Search code examples
pythonmatplotlibscalescatter-plot

How to scale points to have a better plot


I have few data pairs that I need to show them on a plot. for example I have this plot with test data:

enter image description here

and this is the code that I used to generate this plot:

  import matplotlib.pyplot as plt
  
  data_pairs = [
      (13, 24),
      (15, 32),
      (12, 45),
      (23, 40),
      (8, 23),
  ]
  
  y_coordinates = [5, 10, 15, 20, 25]
  
  plt.figure(figsize=(10, 5))
  
  for i, (x1, x2) in enumerate(data_pairs):
      y = y_coordinates[i]
      plt.scatter(x1,y, color='blue', marker='o', s=50)
      plt.scatter(x2,y, color='blue', marker='o', s=50)
      plt.plot([x1, x2], [y, y], color='red', linestyle='-', linewidth=2)
  
  plt.xlabel('X-Axis')
  plt.ylabel('Y-Axis')
  
  plt.grid(True)
  plt.show()

everything is fine with test data but the real data that I am using are really big. this is the part of real data:

       data_pairs = [
   (24193550, 24335121),
   (42850956, 42993424),
   (45606871, 45749886),
   (60595038, 60738084),
    (5026097, 5170030),
             ]

and the results are so crumpled together that no lines are showing:

enter image description here

How can I fix this?


Solution

  • There isn't really a way to "fix" the plot. It's showing an accurate representation of your data. Where you go from here depends on what message you want to convey with this plot. What the plot is currently showing well is how the pairs of points relate to each other in the x and y space. What's hard to discern from it is the relative distances between each pair of points. But because of the scale of the data, i.e. the distances between each point within a pair are very small compared to the distances between each of the pairs on the x-axis, there's not a way to show both of these aspects in one plot.

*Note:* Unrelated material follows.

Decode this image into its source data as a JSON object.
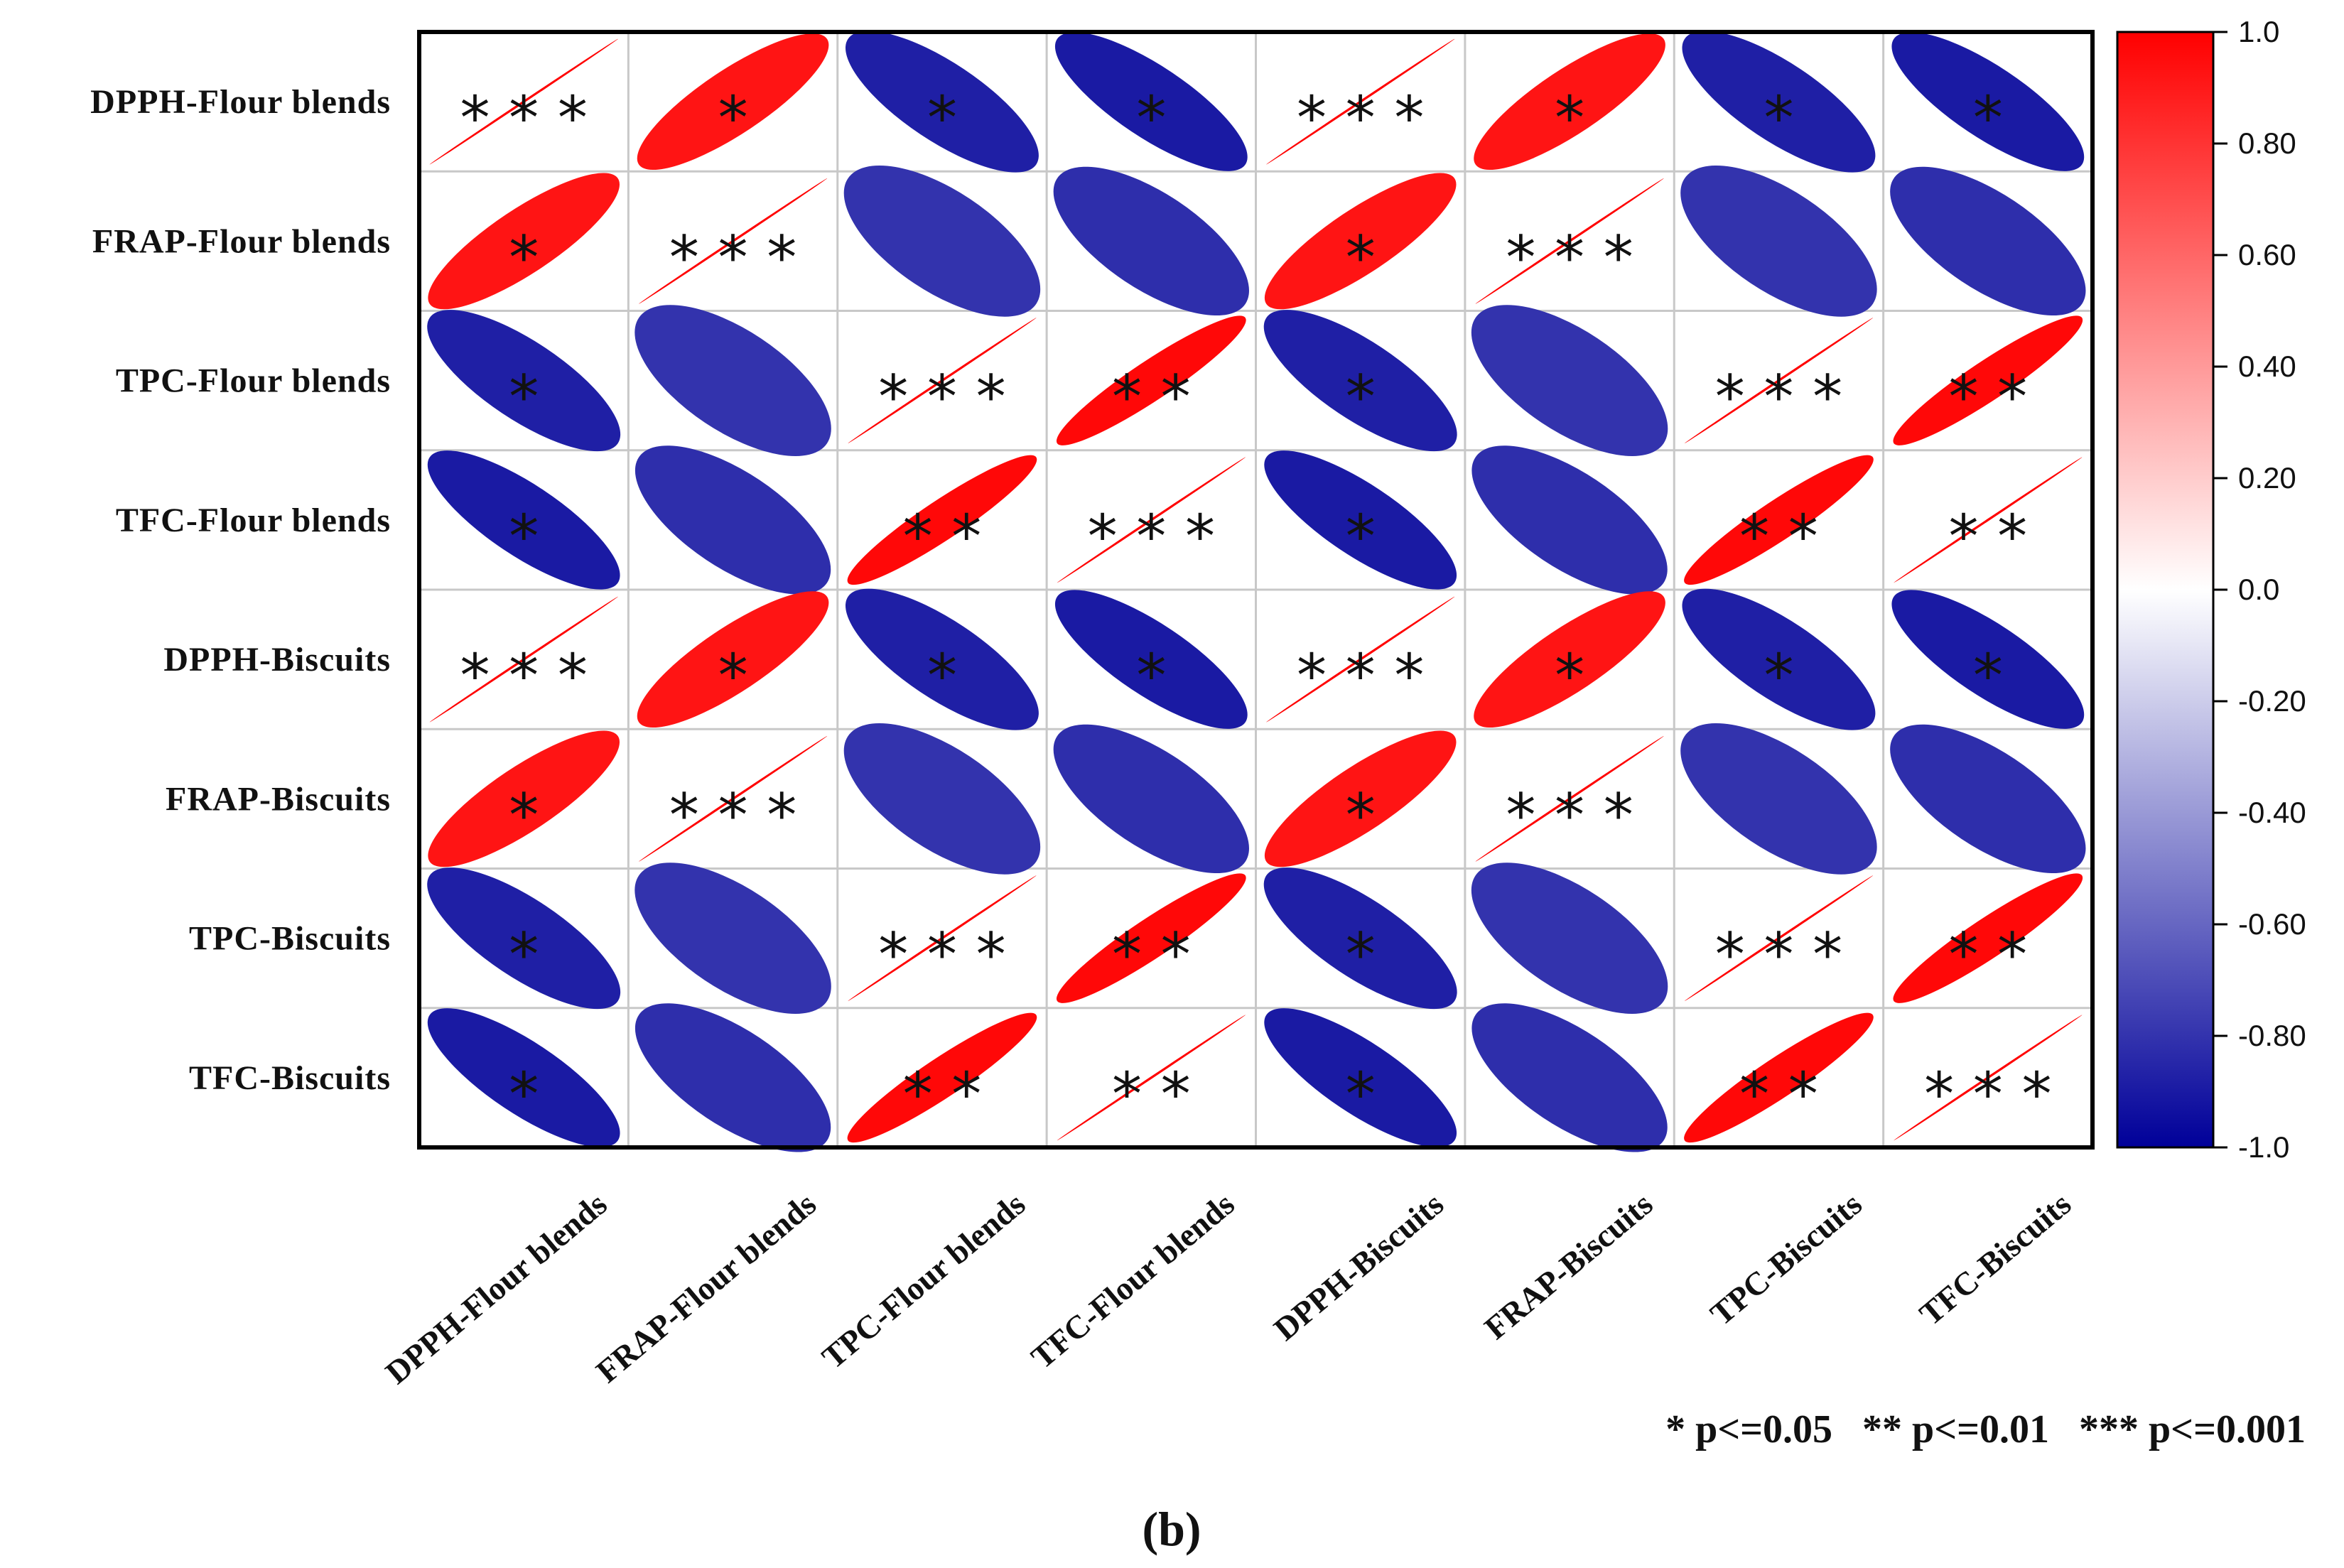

    Consider making multiple different plots where each highlights a specific aspect of the data.

    fig, axes = plt.subplots(nrows=len(data_pairs), figsize=(5, 8), tight_layout=True)
    
    for (ax, y, x) in zip(axes, y_coordinates, data_pairs):
    
        ax.plot(x, [y] * 2, '-ro')
        ax.set_ylim(y-1, y+1)
        ax.set_yticks([y], [y])
        ax.spines[['top', 'right']].set_visible(False)
        dist = x[1] - x[0]
        ax.annotate(xy =((x[0] + dist/2), y+0.1), text=f'Distance: {dist}')
    

    However, each x-axis scales to make the lines look the same length.

    enter image description here